14. The method according to claim 1, characterized in that, Before outputting the synthesized video stream, the following is also included: Read stage configuration data; Load stage background resources and initialize the rendering pipeline; The stage configuration data includes at least stage space coordinate system parameters and / or the space transformation parameters.
15. The method according to claim 1, characterized in that, Also includes: The target shot is determined based on the interactive semantic state information; Virtual camera parameters are generated based on the target lens; Update the spatial transformation parameters and / or the display parameters based on the virtual camera parameters; Based on the updated spatial transformation parameters and / or display parameters, the synthesized video stream is output.
16. The method according to claim 15, characterized in that, Determining the target shot based on the interactive semantic state information includes: Obtain audience attention information; When the audience attention information indicates that the audience should focus on one side of the interaction, the close-up shot of the one side of the interaction is determined as the target shot; If the audience attention information does not indicate unilateral attention, the target shot is determined from a preset shot set based on the interaction state.
17. The method according to claim 15, characterized in that, The virtual camera parameters generated based on the target lens include: Determine the camera position, gaze point, field of view, and / or aspect ratio in the virtual camera parameters; Apply interpolation update rules to the camera position and / or the gaze point.
18. The method according to claim 15, characterized in that, It also includes camera switching control operations: In the absence of a manual camera switching instruction, the target camera is determined based on a preset director decision tree; If the time since the last shot change is less than a preset duration threshold, the current shot remains unchanged.
19. A video stream output device, characterized in that, The device includes: The acquisition module is used to acquire event data corresponding to the interactive live broadcast process and real-time media frame data of at least two virtual characters; The first generation module is used to generate interactive semantic state information representing the interaction process based on the event data; The second generation module is used to generate character image data for each virtual character based on the real-time media frame data. The determination module is used to determine the target position of each virtual character in a pre-configured stage space coordinate system based on the interactive semantic state information, and to determine the display parameters corresponding to the target position; the stage space coordinate system and the display plane have spatial transformation parameters corresponding to each other; The reconstruction module is used to perform spatial reconstruction on the character image data based on the target position, the display parameters, and the spatial transformation parameters.
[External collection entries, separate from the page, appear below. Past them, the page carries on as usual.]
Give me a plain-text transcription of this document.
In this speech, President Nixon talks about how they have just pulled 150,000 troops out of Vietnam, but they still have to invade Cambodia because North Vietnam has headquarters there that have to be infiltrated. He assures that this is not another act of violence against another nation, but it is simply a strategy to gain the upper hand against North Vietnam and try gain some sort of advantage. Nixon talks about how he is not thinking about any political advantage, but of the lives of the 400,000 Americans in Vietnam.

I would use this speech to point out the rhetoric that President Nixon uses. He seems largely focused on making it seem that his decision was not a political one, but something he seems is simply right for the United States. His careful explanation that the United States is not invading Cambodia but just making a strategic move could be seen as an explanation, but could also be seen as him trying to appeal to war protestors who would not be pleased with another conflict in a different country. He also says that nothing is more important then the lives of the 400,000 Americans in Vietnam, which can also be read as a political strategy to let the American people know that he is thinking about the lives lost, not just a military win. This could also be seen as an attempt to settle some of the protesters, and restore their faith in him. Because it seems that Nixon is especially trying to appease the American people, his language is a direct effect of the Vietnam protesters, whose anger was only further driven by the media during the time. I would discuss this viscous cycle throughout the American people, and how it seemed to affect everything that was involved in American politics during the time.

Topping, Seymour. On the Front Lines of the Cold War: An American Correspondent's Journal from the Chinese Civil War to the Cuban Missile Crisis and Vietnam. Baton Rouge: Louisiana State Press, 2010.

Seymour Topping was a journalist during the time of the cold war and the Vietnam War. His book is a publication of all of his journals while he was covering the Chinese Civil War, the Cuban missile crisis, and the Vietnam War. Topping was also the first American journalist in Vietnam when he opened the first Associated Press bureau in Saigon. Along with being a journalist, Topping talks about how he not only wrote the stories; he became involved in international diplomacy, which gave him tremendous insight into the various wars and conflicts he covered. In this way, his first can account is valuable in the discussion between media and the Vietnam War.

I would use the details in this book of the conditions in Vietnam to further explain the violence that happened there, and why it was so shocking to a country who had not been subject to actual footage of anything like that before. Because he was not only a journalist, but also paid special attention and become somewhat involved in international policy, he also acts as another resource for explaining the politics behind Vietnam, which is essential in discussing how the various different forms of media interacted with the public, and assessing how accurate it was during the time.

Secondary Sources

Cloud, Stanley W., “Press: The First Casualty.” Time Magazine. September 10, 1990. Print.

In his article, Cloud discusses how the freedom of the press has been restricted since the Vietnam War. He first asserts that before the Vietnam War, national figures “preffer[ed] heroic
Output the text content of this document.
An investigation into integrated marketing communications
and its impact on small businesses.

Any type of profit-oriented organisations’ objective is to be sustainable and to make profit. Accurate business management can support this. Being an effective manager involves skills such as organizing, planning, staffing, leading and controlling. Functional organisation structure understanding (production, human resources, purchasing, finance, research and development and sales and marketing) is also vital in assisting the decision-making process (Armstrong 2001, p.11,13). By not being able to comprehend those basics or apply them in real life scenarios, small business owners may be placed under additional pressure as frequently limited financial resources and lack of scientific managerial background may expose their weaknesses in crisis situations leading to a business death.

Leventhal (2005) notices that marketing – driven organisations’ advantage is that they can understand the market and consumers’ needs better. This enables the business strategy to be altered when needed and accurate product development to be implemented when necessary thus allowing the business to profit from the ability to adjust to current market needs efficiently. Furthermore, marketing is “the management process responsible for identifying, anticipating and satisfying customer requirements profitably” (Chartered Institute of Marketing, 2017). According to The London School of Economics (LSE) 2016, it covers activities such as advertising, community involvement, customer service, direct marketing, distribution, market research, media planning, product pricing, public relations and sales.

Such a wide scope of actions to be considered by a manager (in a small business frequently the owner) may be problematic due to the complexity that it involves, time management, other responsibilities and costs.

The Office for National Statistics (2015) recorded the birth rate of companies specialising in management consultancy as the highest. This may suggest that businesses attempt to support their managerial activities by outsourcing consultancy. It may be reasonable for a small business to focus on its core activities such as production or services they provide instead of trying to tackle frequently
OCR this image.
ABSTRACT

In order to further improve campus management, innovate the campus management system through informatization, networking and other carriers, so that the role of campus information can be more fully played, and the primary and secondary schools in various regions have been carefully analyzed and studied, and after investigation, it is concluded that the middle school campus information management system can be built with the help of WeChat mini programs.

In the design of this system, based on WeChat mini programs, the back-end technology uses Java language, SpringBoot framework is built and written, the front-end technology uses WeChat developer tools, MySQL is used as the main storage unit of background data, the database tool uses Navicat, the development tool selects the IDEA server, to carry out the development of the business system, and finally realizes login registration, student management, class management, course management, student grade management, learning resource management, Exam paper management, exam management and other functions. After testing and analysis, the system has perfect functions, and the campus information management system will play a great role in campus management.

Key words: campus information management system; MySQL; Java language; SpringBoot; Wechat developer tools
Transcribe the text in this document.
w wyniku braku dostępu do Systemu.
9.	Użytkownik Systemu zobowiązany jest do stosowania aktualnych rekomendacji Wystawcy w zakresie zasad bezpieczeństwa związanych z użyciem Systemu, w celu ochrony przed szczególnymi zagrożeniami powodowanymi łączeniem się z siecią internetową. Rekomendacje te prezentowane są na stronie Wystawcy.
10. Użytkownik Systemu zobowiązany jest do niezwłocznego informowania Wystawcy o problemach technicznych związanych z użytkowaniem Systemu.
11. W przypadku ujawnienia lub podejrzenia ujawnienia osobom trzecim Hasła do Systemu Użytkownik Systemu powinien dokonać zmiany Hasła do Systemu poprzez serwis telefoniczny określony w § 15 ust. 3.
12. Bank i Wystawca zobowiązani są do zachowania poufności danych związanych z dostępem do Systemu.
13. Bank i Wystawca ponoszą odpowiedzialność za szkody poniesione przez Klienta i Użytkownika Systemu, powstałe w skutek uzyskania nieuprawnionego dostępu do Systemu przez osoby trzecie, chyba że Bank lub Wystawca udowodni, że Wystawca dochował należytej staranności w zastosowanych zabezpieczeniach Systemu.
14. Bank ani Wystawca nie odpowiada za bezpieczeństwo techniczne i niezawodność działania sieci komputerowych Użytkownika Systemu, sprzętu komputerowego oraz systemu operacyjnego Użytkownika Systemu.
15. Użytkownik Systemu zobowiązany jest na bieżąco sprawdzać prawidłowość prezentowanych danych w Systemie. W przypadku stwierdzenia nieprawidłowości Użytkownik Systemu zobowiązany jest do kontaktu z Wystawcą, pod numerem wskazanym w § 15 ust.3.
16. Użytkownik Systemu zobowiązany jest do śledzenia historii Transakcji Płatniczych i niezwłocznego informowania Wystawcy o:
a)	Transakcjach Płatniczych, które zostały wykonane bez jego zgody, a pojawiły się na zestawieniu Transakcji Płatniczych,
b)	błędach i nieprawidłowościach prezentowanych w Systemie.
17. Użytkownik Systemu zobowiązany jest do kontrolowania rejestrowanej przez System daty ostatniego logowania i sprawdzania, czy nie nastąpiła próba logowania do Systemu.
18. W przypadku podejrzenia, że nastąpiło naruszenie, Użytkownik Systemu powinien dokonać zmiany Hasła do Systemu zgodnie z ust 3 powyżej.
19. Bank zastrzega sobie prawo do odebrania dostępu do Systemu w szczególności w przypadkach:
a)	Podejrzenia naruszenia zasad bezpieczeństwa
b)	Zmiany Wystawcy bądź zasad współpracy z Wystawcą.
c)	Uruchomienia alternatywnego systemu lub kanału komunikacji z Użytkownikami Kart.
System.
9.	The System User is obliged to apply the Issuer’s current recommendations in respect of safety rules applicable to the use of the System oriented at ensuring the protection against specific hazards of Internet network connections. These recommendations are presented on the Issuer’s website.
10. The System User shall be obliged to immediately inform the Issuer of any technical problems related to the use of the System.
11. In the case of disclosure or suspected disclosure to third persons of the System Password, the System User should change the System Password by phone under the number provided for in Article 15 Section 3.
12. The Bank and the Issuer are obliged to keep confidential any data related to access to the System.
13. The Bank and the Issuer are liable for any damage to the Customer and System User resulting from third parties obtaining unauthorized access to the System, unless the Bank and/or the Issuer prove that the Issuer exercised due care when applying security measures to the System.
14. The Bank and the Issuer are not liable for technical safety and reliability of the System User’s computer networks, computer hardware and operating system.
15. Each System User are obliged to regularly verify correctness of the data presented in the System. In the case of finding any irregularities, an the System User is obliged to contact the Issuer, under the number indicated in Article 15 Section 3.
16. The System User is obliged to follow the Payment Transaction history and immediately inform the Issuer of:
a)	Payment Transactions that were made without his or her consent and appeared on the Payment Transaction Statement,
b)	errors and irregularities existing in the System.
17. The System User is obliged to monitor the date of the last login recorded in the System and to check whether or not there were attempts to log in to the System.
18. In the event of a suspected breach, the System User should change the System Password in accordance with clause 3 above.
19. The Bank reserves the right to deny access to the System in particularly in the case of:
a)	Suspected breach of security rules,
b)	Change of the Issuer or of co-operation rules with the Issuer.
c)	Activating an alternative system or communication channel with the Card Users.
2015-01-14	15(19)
The output module is used to output the synthesized video stream of the spatial reconstruction results.
20. A computer device, characterized in that, include: At least one processor; and A memory communicatively connected to the at least one processor; wherein: The memory stores instructions that can be executed by the at least one processor to enable the at least one processor to perform the method of any one of claims 1 to 18.
21. A computer-readable storage medium, characterized in that, The computer-readable storage medium stores computer instructions that, when executed by a processor, implement the method as described in any one of claims 1 to 18.
22. A computer program product, comprising a computer program, characterized in that, When executed by a processor, the computer program implements the steps of the method according to any one of claims 1 to 18.